養子にも実子と同様に相続権はあるか教えて欲しい

弁護士 相談の様子血縁関係のない人に自分の財産を相続させる方法の1つとして、養子縁組があります。
養子となれば、他のきょうだいと同じ様に相続権が発生するからです。
養子の相続権や法定相続分について、群馬県高崎市の弁護士が解説します。
 

目次

1.養子縁組とは
2.養子縁組の種類
   普通養子縁組
   特別養子縁組
3.養子縁組と代襲相続
4.養子にまつわる相続トラブルは専門家に相談を
 
目次
  • 1.養子縁組とは
  • 2.養子縁組の種類
    • 普通養子縁組
    • 特別養子縁組
  • 3.養子縁組と代襲相続
  • 4.養子にまつわる相続トラブルは専門家に相談を

1.養子縁組とは

養子
 
養子縁組とは、本来あるべき自然の親子関係をなくし、親子関係にない者との間に、新たな法律上の親子関係を作り出すという制度です。
民法では、「養子は、縁組の日から、養親の嫡出子の身分を取得する(民法第809条)」としています。

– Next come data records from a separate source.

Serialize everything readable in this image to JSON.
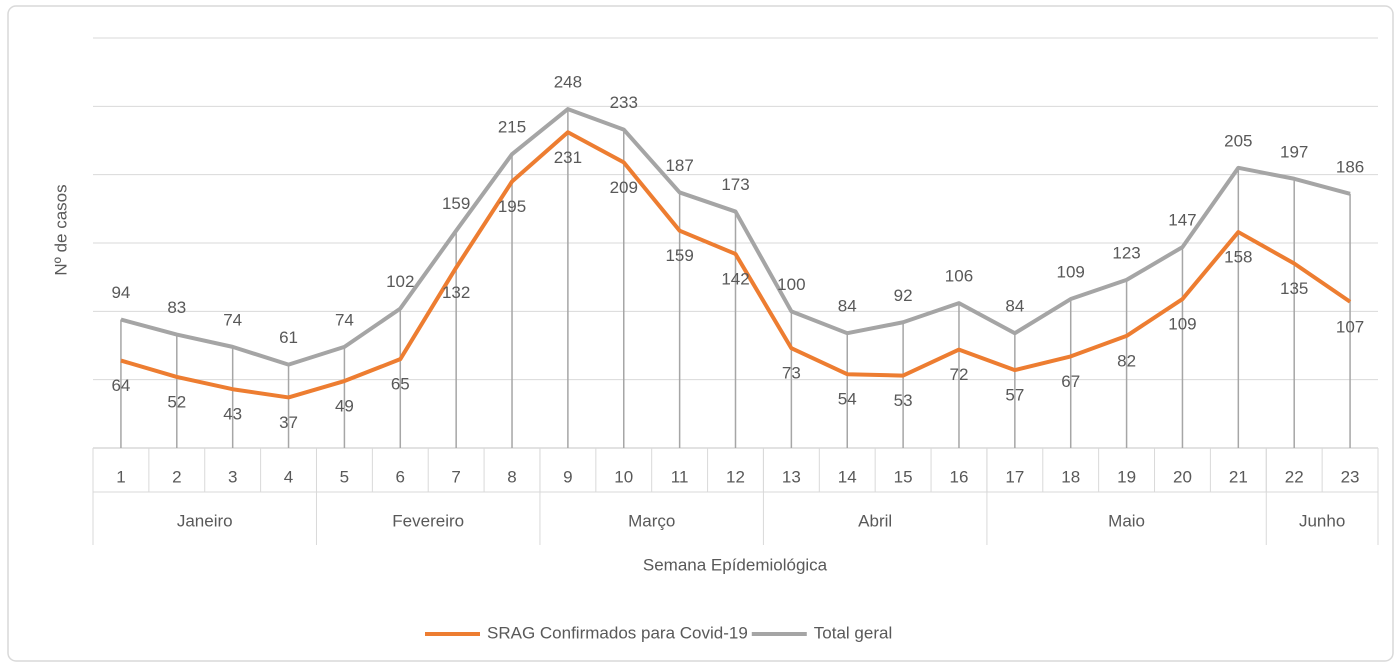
{
  "chart_data": {
    "type": "line",
    "y_label": "Nº de casos",
    "x_label": "Semana Epídemiológica",
    "categories": [
      "1",
      "2",
      "3",
      "4",
      "5",
      "6",
      "7",
      "8",
      "9",
      "10",
      "11",
      "12",
      "13",
      "14",
      "15",
      "16",
      "17",
      "18",
      "19",
      "20",
      "21",
      "22",
      "23"
    ],
    "x_groups": [
      "Janeiro",
      "Janeiro",
      "Janeiro",
      "Janeiro",
      "Fevereiro",
      "Fevereiro",
      "Fevereiro",
      "Fevereiro",
      "Março",
      "Março",
      "Março",
      "Março",
      "Abril",
      "Abril",
      "Abril",
      "Abril",
      "Maio",
      "Maio",
      "Maio",
      "Maio",
      "Maio",
      "Junho",
      "Junho"
    ],
    "series": [
      {
        "name": "SRAG Confirmados para Covid-19",
        "color": "#ed7d31",
        "values": [
          64,
          52,
          43,
          37,
          49,
          65,
          132,
          195,
          231,
          209,
          159,
          142,
          73,
          54,
          53,
          72,
          57,
          67,
          82,
          109,
          158,
          135,
          107
        ]
      },
      {
        "name": "Total geral",
        "color": "#a5a5a5",
        "values": [
          94,
          83,
          74,
          61,
          74,
          102,
          159,
          215,
          248,
          233,
          187,
          173,
          100,
          84,
          92,
          106,
          84,
          109,
          123,
          147,
          205,
          197,
          186
        ]
      }
    ],
    "ylim": [
      0,
      300
    ],
    "yticks": [
      0,
      50,
      100,
      150,
      200,
      250,
      300
    ],
    "grid": true,
    "legend": "bottom"
  }
}
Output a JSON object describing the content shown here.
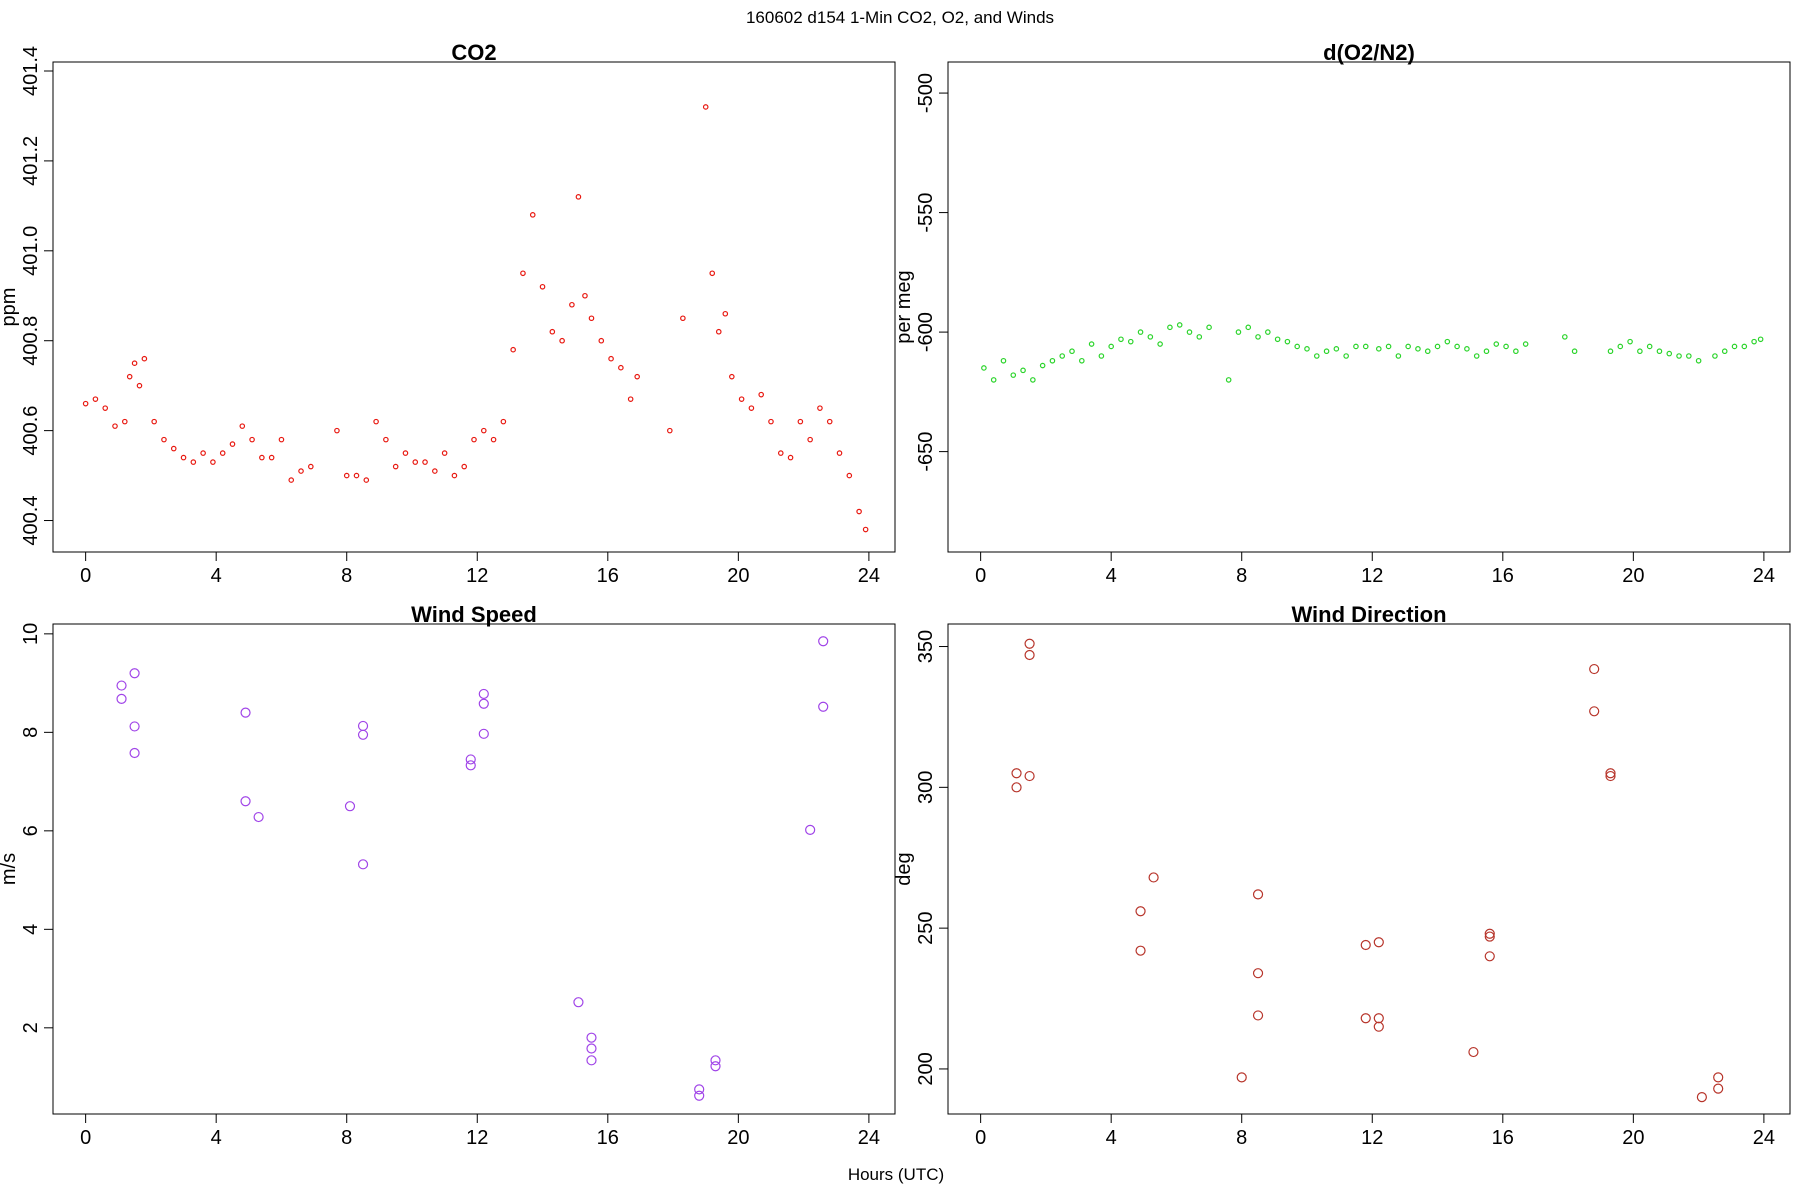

嫡出子というのは、法律上の婚姻関係にある男女の間に生まれた子どものことです。
つまり、養子であっても、実子である兄弟と同じように、父親の財産について相続権があり、その法定相続分も実子と同じということになります。
 

2.養子縁組の種類

養子には〝普通養子縁組〟と〝特別養子縁組〟の2種類があります。
 

普通養子縁組

普通養子縁組とは、実親との親子関係を継続したまま、新たな親子関係を作り出す制度です。
普通養子縁組を交わし、養親の嫡出子としての身分を取得した子は、実親との親子関係も断ち切ったわけではありません。
そのため、養親が亡くなった場合に相続権があるだけでなく、実親が亡くなった場合にも相続権が発生することになります。
 

特別養子縁組

特別養子縁組とは、実親との親子関係を断ち切って、新たな親子関係を作り出す制度です。
そのため、特別養子と実親との間に相続はなく、養親が亡くなった場合に相続権があるだけです。
 

3.養子縁組と代襲相続

代襲相続とは、法定相続人が相続時に死亡している場合、その法定相続人の代わりに相続することをいいます。
養子に子どもがいて、養親の死亡時に養子も死亡していた場合、養子の子どもが代襲相続できるかどうかは、養子の子どもがいつ生まれたのかで変わってきます。
 
養子縁組の前に生まれた子ども 代襲相続人になれない
養子縁組の後に生まれた子ども 代襲相続人になれる
 

4.養子にまつわる相続トラブルは専門家に相談を

相続の相談
  
養子縁組は、血縁関係のない人に自分の財産を相続させる方法の1つとしてよく使われる方法です。
分かりやすい例で言えば、子連れで再婚をする場合が挙げられます。
女性が子供を連れて再婚したとしても、その連れ子と養父の関係においては血のつながりがないため、そのままでは相続人にはなりません。そこで、養父と連れ子との間に養子縁組を行うなどして相続権を与え、未然にトラブルを回避するような工夫が必要でしょう。
万が一養子にまつわる相続トラブルが発生してしまったときには、なるべく早期に弁護士などの専門家に相談されることをおすすめします。